|
Bab Mahkemesi 150 Numaralı Sicil (H. 1143-1144 / M. 1730-1732) cilt: 65, sayfa: 421 Hüküm no: 434 Orijinal metin no: [101a-1] Bu defter İBB Kültür A.Ş. ve Medipol Üniversitesi Hukuk Fakültesi ortaklığı ile hazırlanmıştır.

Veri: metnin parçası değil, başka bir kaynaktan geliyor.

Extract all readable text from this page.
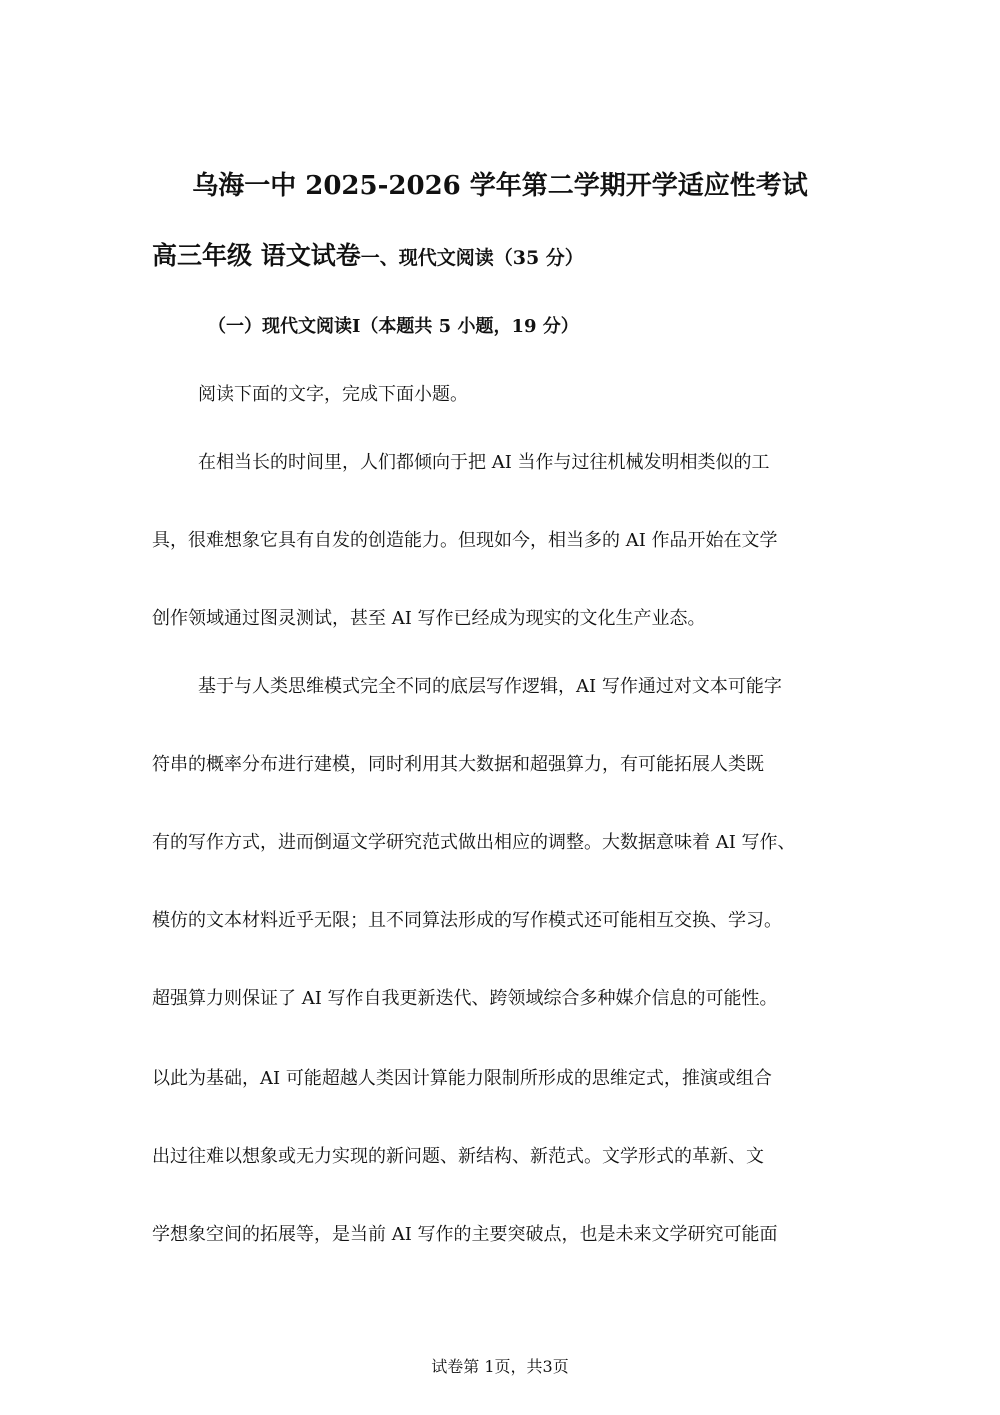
乌海一中 2025-2026 学年第二学期开学适应性考试
高三年级 语文试卷一、现代文阅读（35 分）
（一）现代文阅读Ⅰ（本题共 5 小题，19 分）
阅读下面的文字，完成下面小题。
在相当长的时间里，人们都倾向于把 AI 当作与过往机械发明相类似的工
具，很难想象它具有自发的创造能力。但现如今，相当多的 AI 作品开始在文学
创作领域通过图灵测试，甚至 AI 写作已经成为现实的文化生产业态。
基于与人类思维模式完全不同的底层写作逻辑，AI 写作通过对文本可能字
符串的概率分布进行建模，同时利用其大数据和超强算力，有可能拓展人类既
有的写作方式，进而倒逼文学研究范式做出相应的调整。大数据意味着 AI 写作、
模仿的文本材料近乎无限；且不同算法形成的写作模式还可能相互交换、学习。
超强算力则保证了 AI 写作自我更新迭代、跨领域综合多种媒介信息的可能性。
以此为基础，AI 可能超越人类因计算能力限制所形成的思维定式，推演或组合
出过往难以想象或无力实现的新问题、新结构、新范式。文学形式的革新、文
学想象空间的拓展等，是当前 AI 写作的主要突破点，也是未来文学研究可能面
试卷第 1页，共3页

İzmir’den İstanbul’a gelen üzüm ve sabun gibi malları sebzehaneye koymadan kendi mahzenlerine koydurmaya çalışanların engellenmesi
Akzâ kuzâti’l-Müslimîn evlâ vülâti’l-muvahhidîn ma‘deni’l-fazl ve’l-yakīn râfi‘û a‘lâmü’ş-şerî‘ati ve’d-dîn <> vârisü ulûmi’l-enbiyâi ve’l-mürselîn el-muhtas bi-mezîd-i inâyeti’l-meliki’l-Mu‘în mevlânâ İstanbul kādısı -zîdet fezâiluhû- tevkī‘-i refî‘-i hümâyûn vâsıl olıcak ma‘lûm ola ki, İzmir tüccârının İzmir’den alıp İstanbul’a getire geldikleri üzüm ve sabun ve sâir emti‘a-i mümteni‘aları Yemiş iskelesine gelip dâhil oldukda içlerinden mehâzin ve dekâkîni olmayan gurebâ tüccâr fürûht edince mukāta‘alarını iskele-i mezbûrede Sebzehâne-i âmireye icâre ile vaz‘ ve senede hâsıl olan icârâyasına [îcâriyesine] tamamında Sebzehâne-i âmire mahsûlü ile rikāb-ı hümâyûnuma teslîm olunagelip âhardan müdâhale olunagelmiş değil iken iskele-i mezbûrede vâki‘ mehâzin ashâbından el-Hâcı Abdullah nâm kimesne ile bazıları îcârâtdan mîrîye âid olagelen îcârâtı kendileri ekl ve bel‘ için ol makūle mahzen ve dekâkîni olmayan gurebâ tüccârın emti‘aları mîrî Sebzehâne’ye konulmayup bizim mahzenlerimize vaz‘ olunsun deyü kadîme mugāyir te‘addîye tasaddî ve mîrîye gadr sevdâsında olmaları fîmâ-ba‘d mezbûrlar ki ol vechile kadîme mugāyir olan te‘addîleri men‘-i tekîd ile men‘ ve def‘ ve kadîmîsi üzere gurebâ tüccârın emti‘aları Sebzehâne-i âmireye vaz‘ ve bundan sonra dahi müdâhale ve te‘addî sadedinde olurlar ise muhkem haklarından gelmek üzere ale’d-devâm mürâ‘at olunup hilâfına bir vechile vaz‘ u hareket olunmamak için sâbıkā hâssa Bostancıbaşı İbrahim -dâme mecdühû- arzı mûcebince vech-i meşrûh üzere amel ve hilâfından gāyetü’l-gāye ittikā ve mücânebetde olunmak bâbında ammim Sultan Ahmed Hân zamânında emr-i şerîf verildiğin bildirip mûcebince tecdîdin ricâ etmeğin hilâfına emr-i âhar sâdır olmuş değil ise vech-i meşrûh üzere amel olunmak emrin olmuşdur. Buyurdum ki emr-i şerîfim vusûl buldukda bu bâbda sâdır olan fermân-ı celîlü’l-kadrim mûcebince amel edip dahi vech-i meşrûh üzere fîmâ-ba‘d mezbûrların ol vechile kadîme mugāyir olan te‘addîleri men‘-i tekîd ile men‘ ve def‘ ve kadîmîsi üzere gurebâ tüccârın emti‘aları Sebzehâne-i âmireye vaz‘ ve bundan sonra dahi müdâhale ve te‘addî sadedinde olurlar ise muhkem haklarından gelinmek üzere ale’d-devâm mürâ‘at olunup hilâfına bir vechile vaz‘ [u] hareket olunmayıp mazmûn-ı emr-i şerîfimle âmil olasın.
Fî-evâili şehri Şa‘bâni’l-mu‘azzam li-sene selâse ve erba‘în ve mi’e ve elf.